Now it’s a battle for survival. Like a guru, Clooney guides her with wisdom and humour and even sacrifices his life so she can live. Now she is all alone in pin drop silence of space, like the experience in meditation by those who know. Sandra now uses all her energies – physical, mental, emotional and spiritual – to stay alive against all odds. She calls out to her daughter, asking her to pray for her soul. It is a desperate appeal. Actually, she is beseeching God without naming God.

When she is about to die, like a good guru Clooney re-appears urging her not to give up. From now on the movie is about re-birth. The most evocative scene is inside another broken down spacecraft when she sheds her heavy helmet, wriggles out of her spacesuit and strips down to her T-shirt and shorts. Now she circles in a fetal position with an umbilical cord floating behind her. This is such a graceful ballet! It appears as if she is going through the ‘Born Again’ group experience. Now she re-connects to her inner nutritional side. It is a re-discovery of her inner self and she is now on her odyssey of alone to the alone.

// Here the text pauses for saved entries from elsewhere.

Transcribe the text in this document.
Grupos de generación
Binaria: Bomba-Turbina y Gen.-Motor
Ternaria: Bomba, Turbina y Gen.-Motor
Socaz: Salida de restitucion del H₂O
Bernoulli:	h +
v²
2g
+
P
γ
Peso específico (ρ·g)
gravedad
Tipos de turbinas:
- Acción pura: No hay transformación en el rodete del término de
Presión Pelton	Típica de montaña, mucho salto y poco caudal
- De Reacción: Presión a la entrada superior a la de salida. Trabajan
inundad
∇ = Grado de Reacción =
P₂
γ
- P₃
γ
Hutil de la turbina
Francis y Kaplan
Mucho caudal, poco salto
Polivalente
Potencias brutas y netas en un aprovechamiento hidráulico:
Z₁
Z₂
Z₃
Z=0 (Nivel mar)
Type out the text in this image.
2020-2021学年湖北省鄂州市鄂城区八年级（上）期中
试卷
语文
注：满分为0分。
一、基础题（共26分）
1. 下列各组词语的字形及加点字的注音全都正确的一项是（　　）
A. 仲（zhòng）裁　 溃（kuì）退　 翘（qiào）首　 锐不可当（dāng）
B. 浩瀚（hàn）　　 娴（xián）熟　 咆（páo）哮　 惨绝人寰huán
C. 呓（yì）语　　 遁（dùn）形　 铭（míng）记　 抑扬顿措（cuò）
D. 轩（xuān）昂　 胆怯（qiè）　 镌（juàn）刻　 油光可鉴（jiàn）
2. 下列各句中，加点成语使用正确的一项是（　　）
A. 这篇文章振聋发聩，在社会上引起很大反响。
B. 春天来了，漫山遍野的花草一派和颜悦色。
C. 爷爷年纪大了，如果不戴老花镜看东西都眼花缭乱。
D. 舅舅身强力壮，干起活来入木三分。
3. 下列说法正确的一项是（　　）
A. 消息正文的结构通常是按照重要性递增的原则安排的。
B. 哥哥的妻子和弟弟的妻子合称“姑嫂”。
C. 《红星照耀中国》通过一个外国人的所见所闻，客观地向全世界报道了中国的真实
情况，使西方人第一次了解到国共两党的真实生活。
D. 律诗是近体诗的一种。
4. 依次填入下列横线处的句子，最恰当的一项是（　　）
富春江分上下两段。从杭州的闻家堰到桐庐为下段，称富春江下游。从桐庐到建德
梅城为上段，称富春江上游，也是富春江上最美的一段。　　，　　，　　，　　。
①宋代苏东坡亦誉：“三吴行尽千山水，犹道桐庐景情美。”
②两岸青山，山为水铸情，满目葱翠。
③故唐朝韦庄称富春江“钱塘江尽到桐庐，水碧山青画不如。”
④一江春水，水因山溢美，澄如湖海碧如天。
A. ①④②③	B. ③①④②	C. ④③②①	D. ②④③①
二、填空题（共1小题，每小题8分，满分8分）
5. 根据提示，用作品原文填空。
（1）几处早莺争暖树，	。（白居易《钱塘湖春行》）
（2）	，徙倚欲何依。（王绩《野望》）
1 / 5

The movie has vast vistas of space that show Earth as a speck at times to bring home the unlimited universe beyond all of us and inside all of us. These spectacular scenes fill the viewer with awe at the magnificence and the grandeur of existence that you can glimpse only in deep meditation.

The ending drives home the re-birth message when she lands in murky, deep sea, swims with huge marine creatures and bobs up on the surface to breathe air that is life. As she nears the beach, she crawls on all fours and then stands up erect but unsteadily to walk shakily. These few seconds bring out the entire meaning of evolution of human life and are topped by her first words.

The movie’s Mexican director, Alfonso Cuarón, said, “Adversities and the possibility of rebirth. And rebirth also metaphorical in the sense of gaining a new knowledge of ourselves. We have a character that is drifting metaphorical and literally, drifting towards the void. A victim of their own inertia. Getting farther and farther away from Earth where life and human connections are. And probably she was like that when she was on planet Earth, before leaving for the mission. It’s a character who lives in her own bubble. And she has to shred that skin to start learning at the end. This is a character who we stick in the ground, again, and learns how to walk.”

Gravity is a tale of transformation and transcendence. A logical scientific mind is blended and reborn with spirituality – just like Osho says, Zorba the Buddha.